そのままこのバクバクと煩い心臓の音も誤魔化されてくれているのを祈っていると、七海さんがサングラスを外して胸元にしまった。ゆっくりと瞬きをして瞼を開くと、大好きなエメラルドグリーンの瞳が現れる。
「…お見合いはどうしたんですか?」
「…丁重に、お断りして参りました。」
そうですか、と淡々と相槌を打ちながら、七海さんが細く溜息を吐き出す。呆れて引いているだろうか、怒っているだろうかとすっかり忘れていた不安が顔を覗かせる。でも、私はもう逃げないと決めたんだ。いつもなら俯いてしまうけれど、握りすぎて指先が白く冷たくなってきた手を開きながら耐えた。が、その分反射的についギュッと目を瞑ってしまって、脳内で自分を叱咤し何秒か置いてからどうにか恐る恐る目を開けて七海さんを見上げる事ができた。
「貴女は、まったく…」
そこには呆れながらも、優しさが滲み出るような眼差しの七海さんがいて喉が小さくなる。
「すみません。でもやっぱり七海さんに気持ちを伝えないと、私…ずっと悔んで後悔して、自分を偽って生きて前に進めない気がして…!」
悪い癖でつい手元に視線を落として、色付いた爪先に意味もなく触れる。

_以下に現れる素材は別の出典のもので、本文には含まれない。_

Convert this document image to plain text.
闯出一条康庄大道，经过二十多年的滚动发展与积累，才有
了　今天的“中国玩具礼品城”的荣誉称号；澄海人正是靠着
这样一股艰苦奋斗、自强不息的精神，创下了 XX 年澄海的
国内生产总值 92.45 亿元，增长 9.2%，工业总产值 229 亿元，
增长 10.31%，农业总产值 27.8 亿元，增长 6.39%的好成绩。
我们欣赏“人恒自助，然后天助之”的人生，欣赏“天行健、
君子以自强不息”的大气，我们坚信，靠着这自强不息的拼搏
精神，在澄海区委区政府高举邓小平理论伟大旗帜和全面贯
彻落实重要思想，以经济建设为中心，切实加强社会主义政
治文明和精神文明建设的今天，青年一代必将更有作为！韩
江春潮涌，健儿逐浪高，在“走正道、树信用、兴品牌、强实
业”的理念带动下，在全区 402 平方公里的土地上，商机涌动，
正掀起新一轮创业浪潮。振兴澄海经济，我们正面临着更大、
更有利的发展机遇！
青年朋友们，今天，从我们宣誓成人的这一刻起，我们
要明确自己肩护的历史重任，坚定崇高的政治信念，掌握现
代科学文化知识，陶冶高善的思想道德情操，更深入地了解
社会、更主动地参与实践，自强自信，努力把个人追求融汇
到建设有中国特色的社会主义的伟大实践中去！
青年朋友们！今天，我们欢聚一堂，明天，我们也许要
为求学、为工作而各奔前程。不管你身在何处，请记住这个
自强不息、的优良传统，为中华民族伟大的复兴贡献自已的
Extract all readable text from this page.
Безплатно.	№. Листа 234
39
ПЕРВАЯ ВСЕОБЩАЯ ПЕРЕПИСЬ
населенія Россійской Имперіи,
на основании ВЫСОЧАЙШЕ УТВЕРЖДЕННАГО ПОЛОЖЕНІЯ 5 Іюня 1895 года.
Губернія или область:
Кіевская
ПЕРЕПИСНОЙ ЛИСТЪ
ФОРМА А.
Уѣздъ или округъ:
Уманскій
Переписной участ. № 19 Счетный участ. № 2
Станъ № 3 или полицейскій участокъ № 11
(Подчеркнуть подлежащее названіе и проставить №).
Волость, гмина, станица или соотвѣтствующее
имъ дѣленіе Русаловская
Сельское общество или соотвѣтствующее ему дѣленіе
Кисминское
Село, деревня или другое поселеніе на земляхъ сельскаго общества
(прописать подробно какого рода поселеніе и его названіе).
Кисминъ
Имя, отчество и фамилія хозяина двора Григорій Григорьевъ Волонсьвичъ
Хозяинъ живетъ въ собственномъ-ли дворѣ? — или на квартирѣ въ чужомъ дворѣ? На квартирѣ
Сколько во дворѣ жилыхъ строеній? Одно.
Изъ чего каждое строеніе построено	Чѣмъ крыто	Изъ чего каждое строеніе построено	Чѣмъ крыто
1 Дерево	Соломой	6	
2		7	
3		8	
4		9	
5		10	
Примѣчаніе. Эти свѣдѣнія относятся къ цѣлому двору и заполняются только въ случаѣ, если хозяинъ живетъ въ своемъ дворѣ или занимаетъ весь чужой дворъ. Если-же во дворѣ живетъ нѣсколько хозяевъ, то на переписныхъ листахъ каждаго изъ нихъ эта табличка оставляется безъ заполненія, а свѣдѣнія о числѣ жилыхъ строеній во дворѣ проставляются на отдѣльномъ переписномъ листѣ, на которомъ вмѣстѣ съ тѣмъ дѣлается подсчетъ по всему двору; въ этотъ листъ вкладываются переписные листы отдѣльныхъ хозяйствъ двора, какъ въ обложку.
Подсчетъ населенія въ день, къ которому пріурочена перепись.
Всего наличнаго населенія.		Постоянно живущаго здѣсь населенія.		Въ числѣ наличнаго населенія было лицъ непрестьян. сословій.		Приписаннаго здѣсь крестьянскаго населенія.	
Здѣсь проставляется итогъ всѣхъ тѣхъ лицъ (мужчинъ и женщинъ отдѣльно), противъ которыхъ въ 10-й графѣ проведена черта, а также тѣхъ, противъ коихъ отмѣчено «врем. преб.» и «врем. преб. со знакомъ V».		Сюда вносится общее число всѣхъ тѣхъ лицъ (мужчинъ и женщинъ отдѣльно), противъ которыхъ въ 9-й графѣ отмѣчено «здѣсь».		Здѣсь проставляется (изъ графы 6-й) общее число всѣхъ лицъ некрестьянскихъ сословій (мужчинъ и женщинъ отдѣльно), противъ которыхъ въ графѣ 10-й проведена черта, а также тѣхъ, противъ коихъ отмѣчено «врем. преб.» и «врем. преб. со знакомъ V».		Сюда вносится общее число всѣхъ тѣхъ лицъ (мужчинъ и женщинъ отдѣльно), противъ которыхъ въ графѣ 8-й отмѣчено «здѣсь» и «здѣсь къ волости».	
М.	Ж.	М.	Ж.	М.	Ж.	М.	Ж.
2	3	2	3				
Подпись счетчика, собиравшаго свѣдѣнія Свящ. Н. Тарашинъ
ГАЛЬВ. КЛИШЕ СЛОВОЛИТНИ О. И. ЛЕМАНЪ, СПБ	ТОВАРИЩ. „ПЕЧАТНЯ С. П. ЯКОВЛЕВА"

そうモゴモゴと言い訳がましく呟いていると、視線の先の自分の手に大きな手が重ねられて、すっぽりと覆い包まれてしまった。
「何を勝手に終わらそうとしてるんですか?」
「え?」
その手は当たり前に七海さんなワケなのだが。とにかく告白しよう!という気持ちで此処まで駆け抜けてきたから、その後のことを想像していなくて返事にキョトンとしてしまった。私の間抜けな様子も気にせずに、七海さんの手は私の指の先まで一本一本確認するように這っていく。
「貴女を落とそうとアプローチし続けて貴女に告白しようとしたら断れ、挙げ句の果てに他のどこの馬の骨ともわからない奴に奪われそうになった時はどうしようかと思いましたが…」
さっきまで冷たくなっていたのに爪先まで熱い。七海さんの一言一言が耳から脳に溶けて、そのまま心臓に届いてるんじゃないかってくらい胸の音が煩い。彼の名前を呼んでみたけど掠れてしまって、でもこんなに至近距離にいるから届いたのか七海さんは小さく笑った。
「私も好きですよ。もう誰にも奪われたくないので、大人しく捕まって下さい。」
そういうと、私の手を掬ってそのまま指先に口付けた。チラリとコチラを見上げる瞳はもう決定事項と言わんばかりに語っていて、もう逃げられそうにないとゴクリと唾を呑み込んだ。